Bizarre, pensa Lisa, j’espère qu’Étienne…
Quelqu’un frappait à la porte de la suite. Elle ne savait pourquoi, mais son cœur battait à tout rompre. Un pressentiment la faisait trembler mais elle ouvrit la porte avec détermination prête à affronter le porteur de nouvelles.
Le couloir était dans la pénombre et Lisa ne distingua pas tout de suite le visage de son interlocuteur. Elle cherchait dans sa mémoire si elle avait déjà rencontré ce directeur, non jamais, pensa-t-elle. Tout est toujours parfait ici.
– Lisa, je suis désolé que nous nous retrouvions ainsi.
Alors Lisa aperçut Étienne derrière l’homme qui s’adressait à elle.
– Que se passe-t-il Étienne ? Elle ignorait le directeur tout à son inquiétude pour son mari.
– Je vais très bien Chérie, viens entrons, nous devons parler avec Sébastien.

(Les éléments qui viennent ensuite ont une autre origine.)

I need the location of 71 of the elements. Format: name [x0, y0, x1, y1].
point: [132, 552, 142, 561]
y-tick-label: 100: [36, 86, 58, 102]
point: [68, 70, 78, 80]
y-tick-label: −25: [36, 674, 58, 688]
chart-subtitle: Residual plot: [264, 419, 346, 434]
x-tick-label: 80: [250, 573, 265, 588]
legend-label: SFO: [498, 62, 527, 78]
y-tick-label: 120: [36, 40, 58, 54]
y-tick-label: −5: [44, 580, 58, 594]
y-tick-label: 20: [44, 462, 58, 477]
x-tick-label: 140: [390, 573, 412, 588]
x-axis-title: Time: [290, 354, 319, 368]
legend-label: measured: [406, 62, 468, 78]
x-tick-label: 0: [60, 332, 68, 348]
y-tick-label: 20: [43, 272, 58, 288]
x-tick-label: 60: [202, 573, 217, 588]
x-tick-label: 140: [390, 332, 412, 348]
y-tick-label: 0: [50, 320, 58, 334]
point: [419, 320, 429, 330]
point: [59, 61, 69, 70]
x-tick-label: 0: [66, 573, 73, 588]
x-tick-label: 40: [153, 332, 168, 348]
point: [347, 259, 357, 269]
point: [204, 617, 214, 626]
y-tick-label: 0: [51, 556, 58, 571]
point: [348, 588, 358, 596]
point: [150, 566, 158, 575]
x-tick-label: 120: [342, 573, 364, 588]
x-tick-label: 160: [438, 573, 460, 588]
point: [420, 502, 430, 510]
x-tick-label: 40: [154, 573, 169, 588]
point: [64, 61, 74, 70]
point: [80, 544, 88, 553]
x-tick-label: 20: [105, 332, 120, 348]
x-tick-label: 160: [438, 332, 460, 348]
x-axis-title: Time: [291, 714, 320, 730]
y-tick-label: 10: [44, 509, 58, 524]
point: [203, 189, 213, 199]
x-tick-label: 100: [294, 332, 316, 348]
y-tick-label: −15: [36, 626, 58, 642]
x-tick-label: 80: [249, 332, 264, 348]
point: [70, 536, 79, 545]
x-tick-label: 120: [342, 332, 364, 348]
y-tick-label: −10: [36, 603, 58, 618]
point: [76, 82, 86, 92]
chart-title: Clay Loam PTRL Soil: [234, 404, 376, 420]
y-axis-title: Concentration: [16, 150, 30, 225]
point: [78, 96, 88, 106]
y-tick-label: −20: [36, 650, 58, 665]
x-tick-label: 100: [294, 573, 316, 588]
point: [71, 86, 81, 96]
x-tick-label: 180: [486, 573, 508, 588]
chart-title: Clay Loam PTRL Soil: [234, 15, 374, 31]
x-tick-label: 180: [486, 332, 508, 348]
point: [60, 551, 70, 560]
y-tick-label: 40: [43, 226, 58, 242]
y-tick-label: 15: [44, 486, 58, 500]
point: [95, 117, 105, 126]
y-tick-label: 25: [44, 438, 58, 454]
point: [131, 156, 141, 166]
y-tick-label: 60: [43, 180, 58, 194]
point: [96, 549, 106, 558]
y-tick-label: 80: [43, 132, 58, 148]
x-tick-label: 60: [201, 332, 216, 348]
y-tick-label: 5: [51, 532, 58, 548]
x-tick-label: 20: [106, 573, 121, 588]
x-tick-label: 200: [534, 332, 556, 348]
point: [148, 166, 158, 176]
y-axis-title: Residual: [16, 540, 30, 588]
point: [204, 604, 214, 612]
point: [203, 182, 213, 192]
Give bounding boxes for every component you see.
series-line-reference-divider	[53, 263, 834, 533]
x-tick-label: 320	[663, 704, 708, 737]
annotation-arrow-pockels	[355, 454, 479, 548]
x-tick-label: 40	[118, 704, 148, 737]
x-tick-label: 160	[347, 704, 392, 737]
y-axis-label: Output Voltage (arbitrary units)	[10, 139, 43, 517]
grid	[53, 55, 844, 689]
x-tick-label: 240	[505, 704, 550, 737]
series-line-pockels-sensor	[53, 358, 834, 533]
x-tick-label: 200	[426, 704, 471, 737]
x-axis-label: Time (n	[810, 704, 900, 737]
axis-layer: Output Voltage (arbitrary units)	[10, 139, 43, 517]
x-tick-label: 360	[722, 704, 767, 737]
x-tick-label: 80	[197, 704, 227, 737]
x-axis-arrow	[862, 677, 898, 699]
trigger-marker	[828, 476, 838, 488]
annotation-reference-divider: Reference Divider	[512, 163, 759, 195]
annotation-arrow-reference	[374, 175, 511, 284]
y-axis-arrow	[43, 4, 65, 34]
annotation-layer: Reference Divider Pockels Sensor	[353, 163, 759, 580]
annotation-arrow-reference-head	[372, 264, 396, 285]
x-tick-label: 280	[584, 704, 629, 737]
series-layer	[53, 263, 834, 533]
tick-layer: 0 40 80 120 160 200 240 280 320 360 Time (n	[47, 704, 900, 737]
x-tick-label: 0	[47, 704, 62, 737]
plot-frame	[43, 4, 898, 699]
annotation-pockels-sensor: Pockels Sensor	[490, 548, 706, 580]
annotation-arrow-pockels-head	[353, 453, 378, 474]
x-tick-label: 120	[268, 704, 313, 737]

– Sébastien ? Alors seulement elle regarda l’homme qui s’était fait annoncer.
– Sébastien Salve, le fils d’Antoine et de Florence, celui qui vous a fait faux bond pendant toutes ces années ! L’homme avait prononcé ces mots d’une voix altérée, presqu’à voix basse.
Étienne ferma la porte et attira sa femme contre lui. Lisa était abasourdie. Tous trois s’assirent dans le salon et Sébastien, qui parlait difficilement commença.
– Je vous expliquerai ce que fut ma vie jusqu’à ce jour, mais avant nous devons rentrer à Paris, au plus vite. Camille a eu un accident de voiture, près de Tours, sur la route entre Berthenay et Tours.
Lisa avait repris son sang-froid. Son cerveau fonctionnait à vive allure maintenant, les questions fusaient.
– Comment va-t-elle ? Mais c’est le village où habitent les Ledulie, dit-elle que faisait-elle là-bas ? Aucun d’entre nous n’y ai retourné depuis qu’Antoine, depuis qu’il y a eu…
Lisa ne pouvait terminer ses phrases tant cette évocation était pénible à tous.
– Je ne sais pas, je n’y comprends rien, répondit Étienne.
– Qui vous a prévenu ? demanda-t-elle en s’adressant aux deux hommes.